In Piemonte sono stati siglati accordi cruciali per l'allocazione di fondi di sviluppo e coesione. L'iniziativa destina 8,8 milioni di euro a 69 Comuni per la realizzazione di 74 progetti strategici.
Approvati fondi per comuni piemontesi
La Regione Piemonte ha formalizzato accordi significativi. L'evento si è svolto questa mattina a Tortona. Il presidente Alberto Cirio e l'assessore Gian Luca Vignale hanno apposto la firma. Gli accordi riguardano i sindaci di 69 Comuni. Questi comuni appartengono alle aree omogenee Appennino Alessandrino e Alto Monferrato. Erano presenti anche assessori regionali e consiglieri. Tra questi, Enrico Bussalino e Federico Riboldi. Presenti anche Davide Buzzi Langhi, Marco Protopapa e Pasquale Coluccio.
74 progetti finanziati con 8,8 milioni
Questi accordi permetteranno la concretizzazione di 74 progetti. La Regione erogherà un contributo totale di 8 milioni e 805mila euro. Questi fondi provengono dal Fondo di Sviluppo e Coesione. L'obiettivo è sostenere lo sviluppo territoriale. Si punta a migliorare la qualità della vita dei cittadini. Gli interventi mirano a colmare divari esistenti.
105 milioni per quasi 900 progetti in Piemonte
Grazie al Fondo di Sviluppo e Coesione, la Regione ha stanziato contributi per un totale di 105 milioni di euro. Questi fondi sono stati distribuiti a 805 Comuni in tutto il Piemonte. Tale stanziamento consentirà la realizzazione di quasi 900 progetti. I settori interessati sono molteplici. Includono digitalizzazione e competitività delle imprese. Sono previsti interventi su energia e ambiente. Anche risorse naturali, cultura e trasporti beneficeranno dei fondi. Ulteriori aree di intervento sono riqualificazione urbana e welfare. Infine, salute, istruzione e formazione riceveranno sostegno. Migliorare la capacità amministrativa è un altro obiettivo.
Cirio: risorse ai piccoli comuni tramite aree omogenee
Il presidente Alberto Cirio ha spiegato la strategia adottata. «Abbiamo scelto di destinare le risorse europee e i Fondi di Sviluppo e Coesione ai nostri tanti piccoli Comuni tramite le aree omogenee», ha dichiarato. Ha aggiunto che questi contributi permettono di realizzare interventi strategici attesi da tempo. «Nella prossima programmazione 2028-2034 replicheremo questa impostazione», ha assicurato. Ha sottolineato che queste misure rispondono alle esigenze dei territori. La scelta delle aree omogenee si è rivelata vincente. Ha permesso di aggregare risorse e progetti.
Vignale: semplicità e rapidità nella programmazione
L'assessore Gian Luca Vignale ha evidenziato i punti di forza di questa programmazione. «Il pregio di questa programmazione è stata la sua semplicità, la rapidità e il coordinamento tra gli enti locali e tra questi e la Regione», ha affermato.

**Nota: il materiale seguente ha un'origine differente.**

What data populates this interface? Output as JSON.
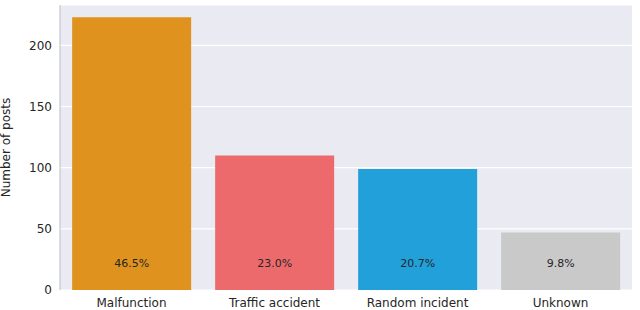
{
  "chart_data": {
    "type": "bar",
    "categories": [
      "Malfunction",
      "Traffic accident",
      "Random incident",
      "Unknown"
    ],
    "values": [
      223,
      110,
      99,
      47
    ],
    "colors": [
      "#e0921f",
      "#ec6a6b",
      "#21a0d9",
      "#c9c9c9"
    ],
    "ylabel": "Number of posts",
    "ylim": [
      0,
      233
    ],
    "yticks": [
      0,
      50,
      100,
      150,
      200
    ],
    "grid": true,
    "annotations": [
      "46.5%",
      "23.0%",
      "20.7%",
      "9.8%"
    ]
  }
}
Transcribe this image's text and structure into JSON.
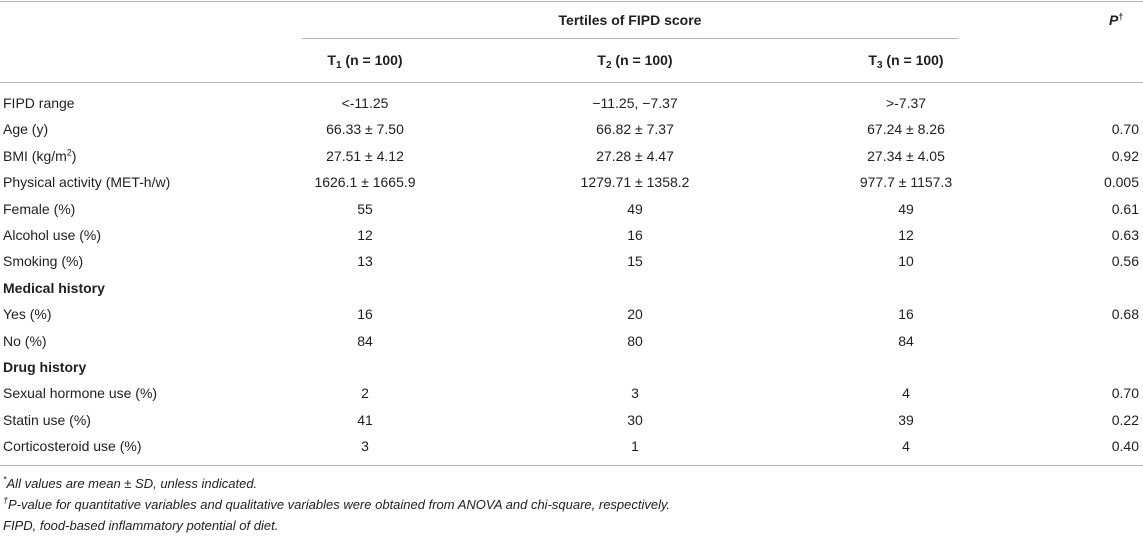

Ha sottolineato come questo metodo abbia valorizzato la capacità dei Comuni. Hanno dimostrato di saper strutturare strategie di area sovracomunale. Queste strategie sono state riconosciute e premiate. «Un metodo che essendosi rivelato molto efficace sarà replicato per le future programmazioni», ha concluso Vignale. L'efficacia dimostrata incoraggia la sua continuazione.